Panasonic also showcased its expanded line of ducted VRF air handling units, which now include solutions for 6-, 8-, and 10-ton requirements. With high static capability up to 1.5 inches ESP and 3,600 CFM, Panasonic’s large duct units are the ideal VRF solution for larger spaces in a wide variety of building applications, noted Malcolm Persaud, senior product manager of commercial products at Panasonic.
DUCTED VRF: Panasonic’s expanded line of ducted VRF air handling units now include solutions for 6-, 8-, and 10-ton requirements.
The third new product — ECO Ventilate packaged fresh air and dehumidification system — complements Panasonic’s ECOi VRF product lines, providing a complete comfort solution that encompasses heating, cooling, fresh air, IAQ, and humidity. Sizes currently available range from 12 to 100 tons and 2,000 to 11,000 CFM, and standard features include modulating hot gas reheat coil, factory-installed unit controller, and integral liquid subcooling coils for further capacity. Heating options include electric heat with silicon controlled rectifier (SCR) controls or natural gas heater with 10:1 modulation. The ECO Ventilate also offers a compact footprint in the EVK model with vertical or horizontal discharge arrangement.
“In addition to high operating efficiency, these units feature excellent part-load characteristics, which are achieved with the inverter duty compressor on the lead stage of the dual circuited packaged units,” said Persaud. “With high-performance in a wide range of sizes and versatility to use in many different applications and climatic conditions, ECO Ventilate packaged dedicated outside air systems (DOAS) provide an optimal solution for ventilation and dehumidification.”
With all three of these new solutions, Panasonic is giving contractors additional innovative options to offer in residential and commercial applications that meet the needs of building owners and occupants for improved HVAC comfort and IAQ, said Flynn.

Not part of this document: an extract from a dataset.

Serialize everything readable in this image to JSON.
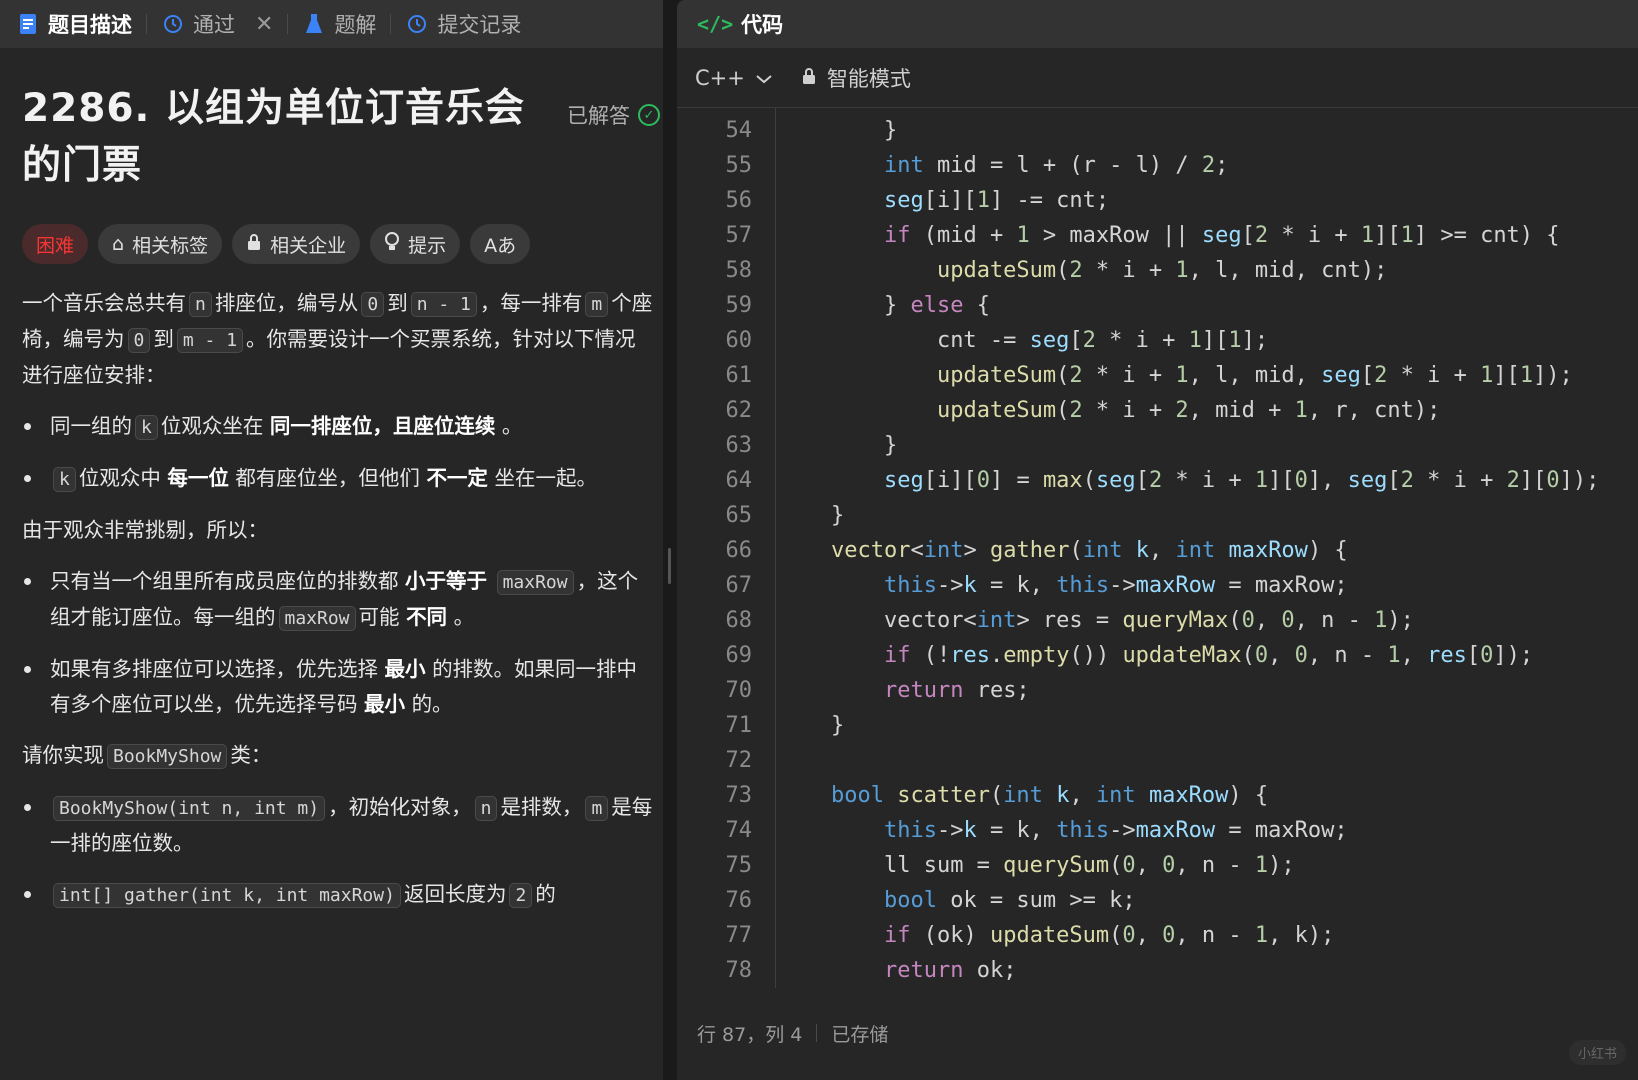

Besides innovative products, Panasonic wanted to emphasize to contractors attending the Expo that they need to be knowledgeable about the many different comfort elements in mini-split and VRF systems — not just temperature comfort — that are advantageous for both owners and end users, said Persaud.
“That is why, as a manufacturer, we offer free training, so contractors can understand how to deliver the right comfort for different users,” he said. “We realize that a system is only as good as its installation, and we take pride in our training program and highly trained team that can help technicians with their projects.”

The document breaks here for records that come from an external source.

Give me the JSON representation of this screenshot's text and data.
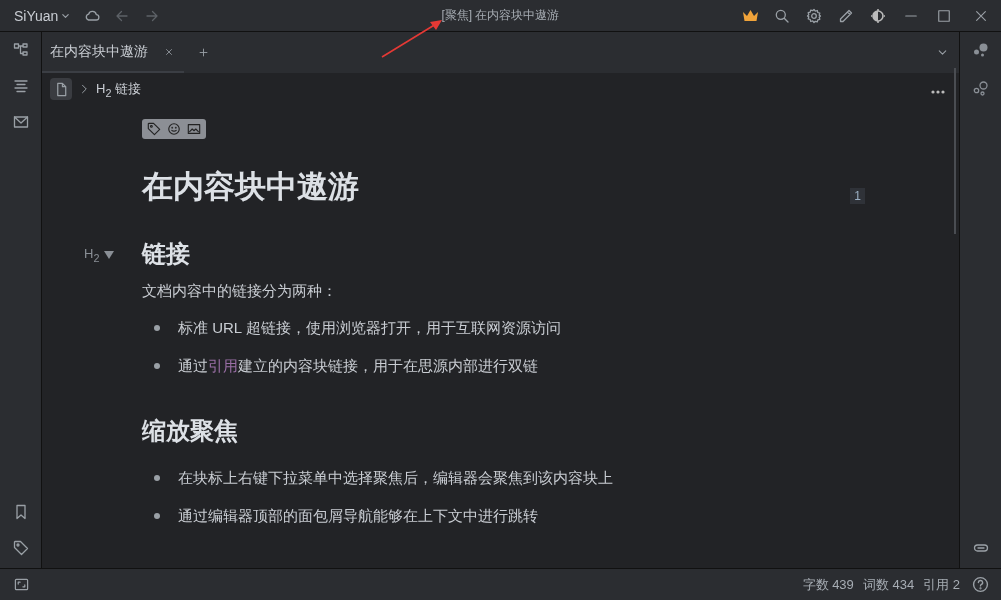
{
  "titlebar": {
    "app_name": "SiYuan",
    "title_prefix": "[聚焦]",
    "title": "在内容块中遨游"
  },
  "tabs": [
    {
      "label": "在内容块中遨游",
      "selected": true
    }
  ],
  "breadcrumb": {
    "text": "H$_{2}$ 链接"
  },
  "document": {
    "title": "在内容块中遨游",
    "ref_count": "1",
    "blocks": [
      {
        "kind": "heading",
        "gutter": "H$_{2}$",
        "text": "链接"
      },
      {
        "kind": "paragraph",
        "text": "文档内容中的链接分为两种："
      },
      {
        "kind": "list",
        "items": [
          [
            {
              "kind": "text",
              "text": "标准 URL 超链接，使用浏览器打开，用于互联网资源访问"
            }
          ],
          [
            {
              "kind": "text",
              "text": "通过"
            },
            {
              "kind": "ref",
              "text": "引用"
            },
            {
              "kind": "text",
              "text": "建立的内容块链接，用于在思源内部进行双链"
            }
          ]
        ]
      },
      {
        "kind": "heading",
        "text": "缩放聚焦"
      },
      {
        "kind": "list",
        "items": [
          [
            {
              "kind": "text",
              "text": "在块标上右键下拉菜单中选择聚焦后，编辑器会聚焦到该内容块上"
            }
          ],
          [
            {
              "kind": "text",
              "text": "通过编辑器顶部的面包屑导航能够在上下文中进行跳转"
            }
          ]
        ]
      }
    ]
  },
  "status_bar": {
    "counts": [
      "字数 439",
      "词数 434",
      "引用 2"
    ]
  }
}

Given that ductless system sales continue to grow at a fast clip, more technicians will likely want to take advantage of this type of training.

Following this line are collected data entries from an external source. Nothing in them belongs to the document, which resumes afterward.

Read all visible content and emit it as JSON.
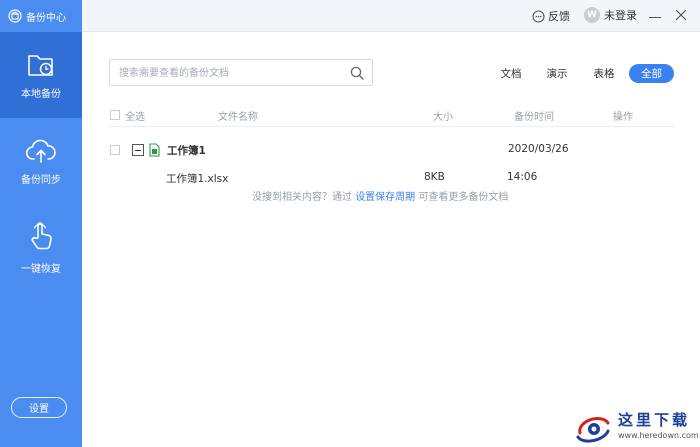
{
  "app": {
    "title": "备份中心"
  },
  "sidebar": {
    "items": [
      {
        "label": "本地备份",
        "icon": "folder-clock-icon",
        "active": true
      },
      {
        "label": "备份同步",
        "icon": "cloud-upload-icon",
        "active": false
      },
      {
        "label": "一键恢复",
        "icon": "hand-pointer-icon",
        "active": false
      }
    ],
    "settings_label": "设置"
  },
  "titlebar": {
    "feedback_label": "反馈",
    "login_label": "未登录"
  },
  "search": {
    "placeholder": "搜索需要查看的备份文档"
  },
  "filters": {
    "items": [
      "文档",
      "演示",
      "表格",
      "全部"
    ],
    "active": "全部"
  },
  "table": {
    "columns": {
      "select_all": "全选",
      "name": "文件名称",
      "size": "大小",
      "time": "备份时间",
      "action": "操作"
    },
    "group": {
      "name": "工作簿1",
      "date": "2020/03/26",
      "files": [
        {
          "name": "工作簿1.xlsx",
          "size": "8KB",
          "time": "14:06"
        }
      ]
    }
  },
  "empty_note": {
    "prefix": "没搜到相关内容？通过",
    "link": "设置保存周期",
    "suffix": "可查看更多备份文档"
  },
  "watermark": {
    "text": "这里下载",
    "url": "www.heredown.com"
  },
  "colors": {
    "sidebar": "#4b8cf0",
    "sidebar_active": "#2f6fd6",
    "accent": "#3b82f0"
  }
}
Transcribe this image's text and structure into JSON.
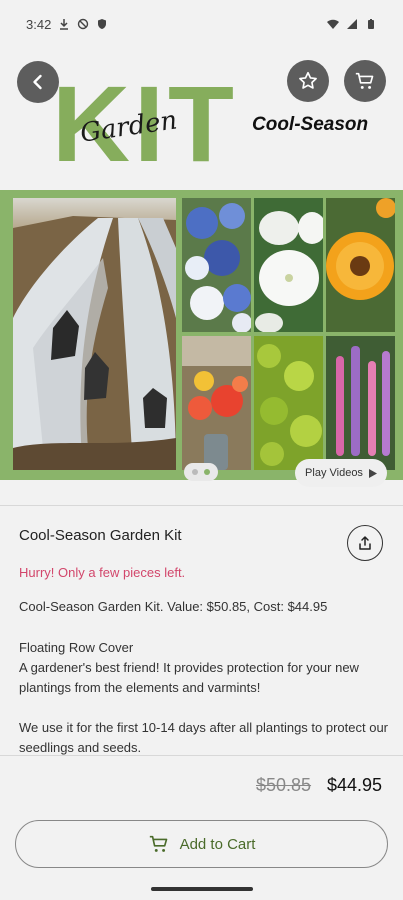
{
  "status_bar": {
    "time": "3:42",
    "icons": [
      "download-icon",
      "no-disturb-icon",
      "shield-icon",
      "wifi-icon",
      "signal-icon",
      "battery-icon"
    ]
  },
  "banner": {
    "kit": "KIT",
    "garden": "Garden",
    "season": "Cool-Season",
    "kit_color": "#86ad5c"
  },
  "gallery": {
    "play_label": "Play Videos",
    "page_count": 2,
    "active_page": 2,
    "frame_color": "#8ab46a"
  },
  "product": {
    "title": "Cool-Season Garden Kit",
    "stock_notice": "Hurry! Only a few pieces left.",
    "summary": "Cool-Season Garden Kit. Value: $50.85, Cost: $44.95",
    "desc_heading": "Floating Row Cover",
    "desc_body": "A gardener's best friend! It provides protection for your new plantings from the elements and varmints!",
    "desc_usage": "We use it for the first 10-14 days after all plantings to protect our seedlings and seeds."
  },
  "pricing": {
    "old_price": "$50.85",
    "new_price": "$44.95"
  },
  "actions": {
    "add_to_cart": "Add to Cart",
    "accent_color": "#4a6b2a"
  }
}
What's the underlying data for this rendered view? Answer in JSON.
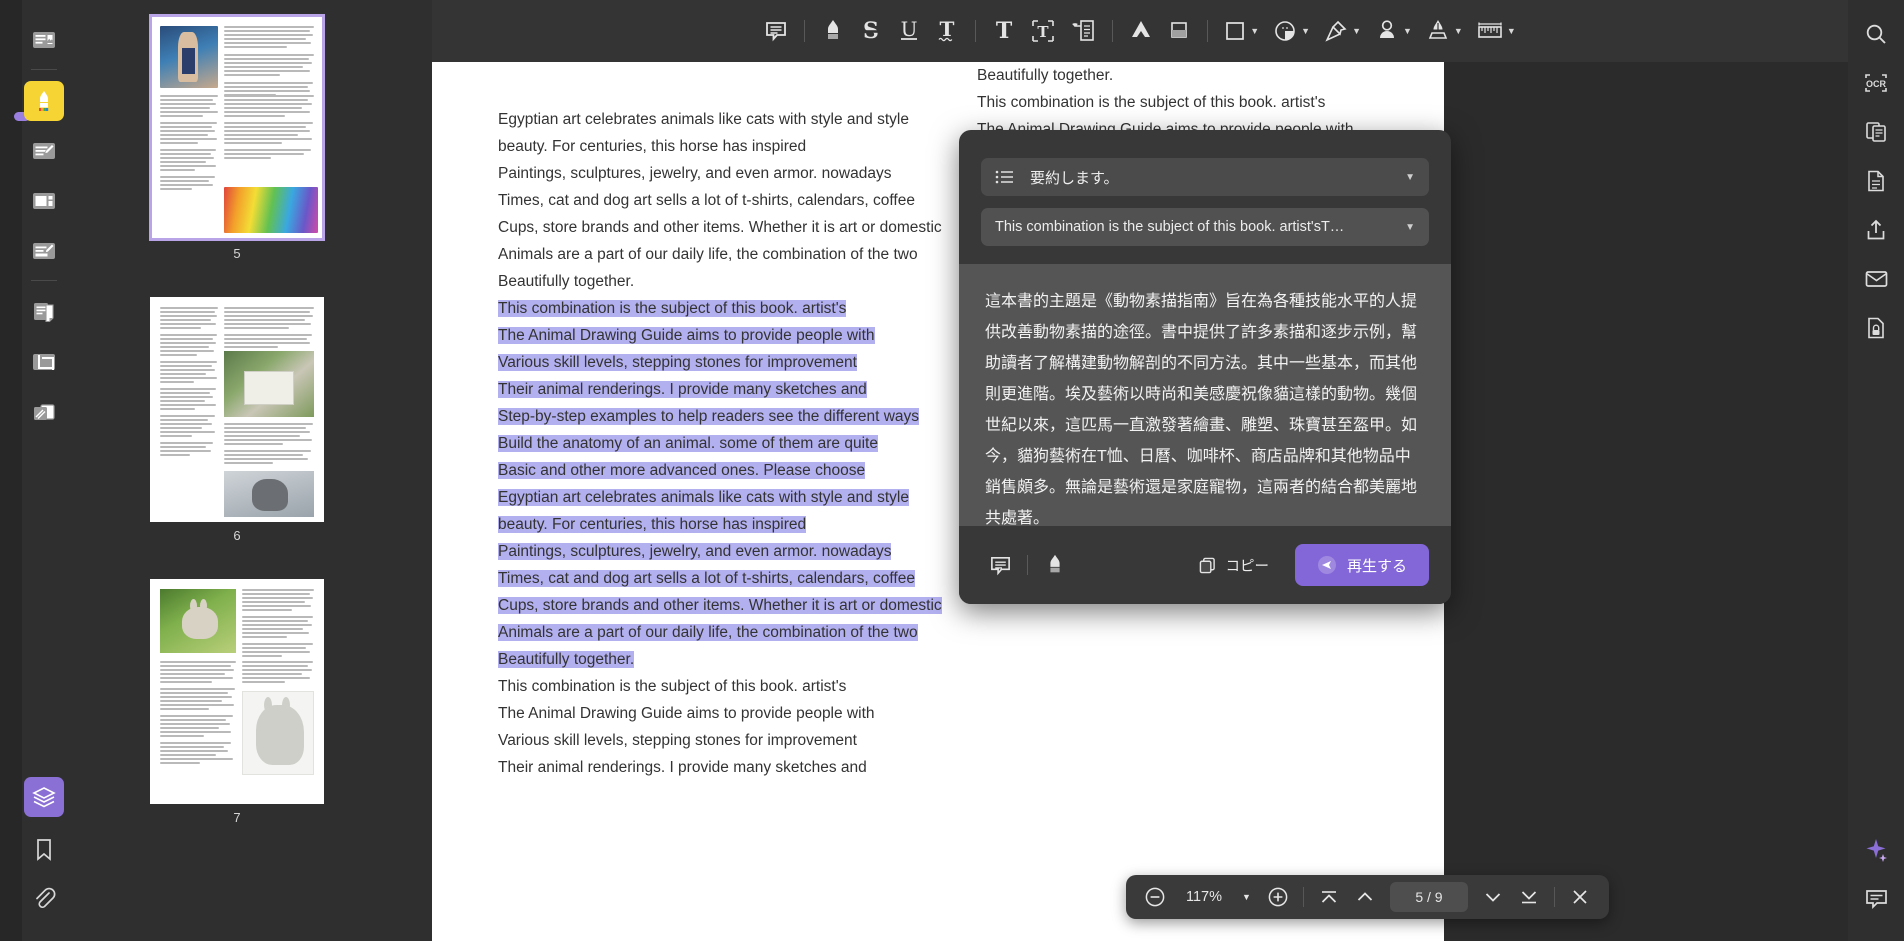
{
  "app": {
    "zoom_level": "117%",
    "page_indicator": "5 / 9"
  },
  "left_rail": {
    "items": [
      {
        "name": "page-text-tool",
        "icon": "document-image-icon",
        "state": "normal"
      },
      {
        "name": "highlight-tool",
        "icon": "highlighter-icon",
        "state": "active-yellow"
      },
      {
        "name": "edit-text-tool",
        "icon": "edit-document-icon",
        "state": "normal"
      },
      {
        "name": "page-layout-tool",
        "icon": "layout-columns-icon",
        "state": "normal"
      },
      {
        "name": "annotate-tool",
        "icon": "annotate-page-icon",
        "state": "normal"
      },
      {
        "name": "organize-pages-tool",
        "icon": "copy-pages-icon",
        "state": "normal"
      },
      {
        "name": "crop-tool",
        "icon": "crop-icon",
        "state": "normal"
      },
      {
        "name": "stack-pages-tool",
        "icon": "stack-pages-icon",
        "state": "normal"
      }
    ],
    "bottom_items": [
      {
        "name": "ai-layers-tool",
        "icon": "layers-icon",
        "state": "active-purple"
      },
      {
        "name": "bookmark-tool",
        "icon": "bookmark-icon",
        "state": "normal"
      },
      {
        "name": "attachment-tool",
        "icon": "paperclip-icon",
        "state": "normal"
      }
    ]
  },
  "thumbnails": {
    "pages": [
      {
        "number": "5",
        "selected": true
      },
      {
        "number": "6",
        "selected": false
      },
      {
        "number": "7",
        "selected": false
      }
    ]
  },
  "toolbar": {
    "items": [
      {
        "name": "comment-tool",
        "icon": "comment-icon",
        "label": "",
        "caret": false
      },
      {
        "name": "highlight-tool",
        "icon": "highlighter-icon",
        "label": "",
        "caret": false
      },
      {
        "name": "strikethrough-tool",
        "icon": "strikethrough-icon",
        "label": "S",
        "caret": false
      },
      {
        "name": "underline-tool",
        "icon": "underline-icon",
        "label": "U",
        "caret": false
      },
      {
        "name": "squiggly-tool",
        "icon": "squiggly-icon",
        "label": "T",
        "caret": false
      },
      {
        "name": "text-tool",
        "icon": "text-icon",
        "label": "T",
        "caret": false
      },
      {
        "name": "text-box-tool",
        "icon": "text-box-icon",
        "label": "",
        "caret": false
      },
      {
        "name": "callout-tool",
        "icon": "callout-icon",
        "label": "",
        "caret": false
      },
      {
        "name": "pencil-tool",
        "icon": "pencil-icon",
        "label": "",
        "caret": false
      },
      {
        "name": "eraser-tool",
        "icon": "eraser-icon",
        "label": "",
        "caret": false
      },
      {
        "name": "shape-tool",
        "icon": "square-shape-icon",
        "label": "",
        "caret": true
      },
      {
        "name": "sticky-note-tool",
        "icon": "sticky-note-icon",
        "label": "",
        "caret": true
      },
      {
        "name": "pin-tool",
        "icon": "pin-icon",
        "label": "",
        "caret": true
      },
      {
        "name": "stamp-tool",
        "icon": "stamp-person-icon",
        "label": "",
        "caret": true
      },
      {
        "name": "signature-tool",
        "icon": "fountain-pen-icon",
        "label": "",
        "caret": true
      },
      {
        "name": "measure-tool",
        "icon": "ruler-icon",
        "label": "",
        "caret": true
      }
    ]
  },
  "document": {
    "lines": [
      {
        "text": "Egyptian art celebrates animals like cats with style and style",
        "highlighted": false
      },
      {
        "text": "beauty. For centuries, this horse has inspired",
        "highlighted": false
      },
      {
        "text": "Paintings, sculptures, jewelry, and even armor. nowadays",
        "highlighted": false
      },
      {
        "text": "Times, cat and dog art sells a lot of t-shirts, calendars, coffee",
        "highlighted": false
      },
      {
        "text": "Cups, store brands and other items. Whether it is art or domestic",
        "highlighted": false
      },
      {
        "text": "Animals are a part of our daily life, the combination of the two",
        "highlighted": false
      },
      {
        "text": "Beautifully together.",
        "highlighted": false
      },
      {
        "text": "This combination is the subject of this book. artist's",
        "highlighted": true
      },
      {
        "text": "The Animal Drawing Guide aims to provide people with",
        "highlighted": true
      },
      {
        "text": "Various skill levels, stepping stones for improvement",
        "highlighted": true
      },
      {
        "text": "Their animal renderings. I provide many sketches and",
        "highlighted": true
      },
      {
        "text": "Step-by-step examples to help readers see the different ways",
        "highlighted": true
      },
      {
        "text": "Build the anatomy of an animal. some of them are quite",
        "highlighted": true
      },
      {
        "text": "Basic and other more advanced ones. Please choose",
        "highlighted": true
      },
      {
        "text": "Egyptian art celebrates animals like cats with style and style",
        "highlighted": true
      },
      {
        "text": "beauty. For centuries, this horse has inspired",
        "highlighted": true
      },
      {
        "text": "Paintings, sculptures, jewelry, and even armor. nowadays",
        "highlighted": true
      },
      {
        "text": "Times, cat and dog art sells a lot of t-shirts, calendars, coffee",
        "highlighted": true
      },
      {
        "text": "Cups, store brands and other items. Whether it is art or domestic",
        "highlighted": true
      },
      {
        "text": "Animals are a part of our daily life, the combination of the two",
        "highlighted": true
      },
      {
        "text": "Beautifully together.",
        "highlighted": true
      },
      {
        "text": "This combination is the subject of this book. artist's",
        "highlighted": false
      },
      {
        "text": "The Animal Drawing Guide aims to provide people with",
        "highlighted": false
      },
      {
        "text": "Various skill levels, stepping stones for improvement",
        "highlighted": false
      },
      {
        "text": "Their animal renderings. I provide many sketches and",
        "highlighted": false
      }
    ],
    "right_column_lines": [
      {
        "text": "Beautifully together.",
        "highlighted": false
      },
      {
        "text": "This combination is the subject of this book. artist's",
        "highlighted": false
      },
      {
        "text": "The Animal Drawing Guide aims to provide people with",
        "highlighted": false
      }
    ]
  },
  "ai_panel": {
    "action_select": {
      "icon": "list-icon",
      "value": "要約します。",
      "caret": "chevron-down-icon"
    },
    "source_select": {
      "value": "This combination is the subject of this book. artist'sT…",
      "caret": "chevron-down-icon"
    },
    "result_text": "這本書的主題是《動物素描指南》旨在為各種技能水平的人提供改善動物素描的途徑。書中提供了許多素描和逐步示例，幫助讀者了解構建動物解剖的不同方法。其中一些基本，而其他則更進階。埃及藝術以時尚和美感慶祝像貓這樣的動物。幾個世紀以來，這匹馬一直激發著繪畫、雕塑、珠寶甚至盔甲。如今，貓狗藝術在T恤、日曆、咖啡杯、商店品牌和其他物品中銷售頗多。無論是藝術還是家庭寵物，這兩者的結合都美麗地共處著。",
    "actions": {
      "comment_icon": "comment-icon",
      "highlight_icon": "highlighter-icon",
      "copy_icon": "copy-icon",
      "copy_label": "コピー",
      "play_icon": "play-send-icon",
      "play_label": "再生する"
    },
    "accent_color": "#8367d8"
  },
  "page_toolbar": {
    "zoom_out_icon": "minus-circle-icon",
    "zoom_value": "117%",
    "zoom_caret": "chevron-down-icon",
    "zoom_in_icon": "plus-circle-icon",
    "first_page_icon": "jump-to-top-icon",
    "prev_page_icon": "chevron-up-icon",
    "page_value": "5 / 9",
    "next_page_icon": "chevron-down-icon",
    "last_page_icon": "jump-to-bottom-icon",
    "close_icon": "close-icon"
  },
  "right_rail": {
    "items": [
      {
        "name": "search-panel",
        "icon": "search-icon"
      },
      {
        "name": "ocr-panel",
        "icon": "ocr-icon"
      },
      {
        "name": "compare-panel",
        "icon": "compare-docs-icon"
      },
      {
        "name": "extract-panel",
        "icon": "extract-page-icon"
      },
      {
        "name": "share-panel",
        "icon": "share-icon"
      },
      {
        "name": "email-panel",
        "icon": "envelope-icon"
      },
      {
        "name": "protect-panel",
        "icon": "protect-doc-icon"
      }
    ],
    "bottom_items": [
      {
        "name": "ai-assistant",
        "icon": "ai-sparkle-icon"
      },
      {
        "name": "feedback",
        "icon": "chat-bubble-icon"
      }
    ]
  }
}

“The growth has been in the double digits, and we’re starting to see multi-zones growing at a faster pace than single zones,” said Flynn. “That means ductless systems are not just being used in additions or garages, but people are buying them as a primary heating device, which is a whole paradigm shift that is happening.”
Ductless systems are particularly beneficial in old homes that have hydronic heating, which are often located in the Northeast. As Flynn noted, many of these homes are over 100 years old and feature stunning architecture, and owners want to fix them up, rather than tear them down. Installing ductwork is often not an option, so a multi-zone unit is a perfect solution, he said.
In keeping with the theme of “Redefining Comfort” in the booth, Flynn believes that in the coming years, the HVAC industry will continue to evolve past the temperature-only requirements for heating and cooling spaces.
“I think we’ll see HVAC comfort redefined in the industry to also include comfort increasingly meaning the right humidity level, limiting drafts, increasing purification elements, and easy installation and servicing,” he said.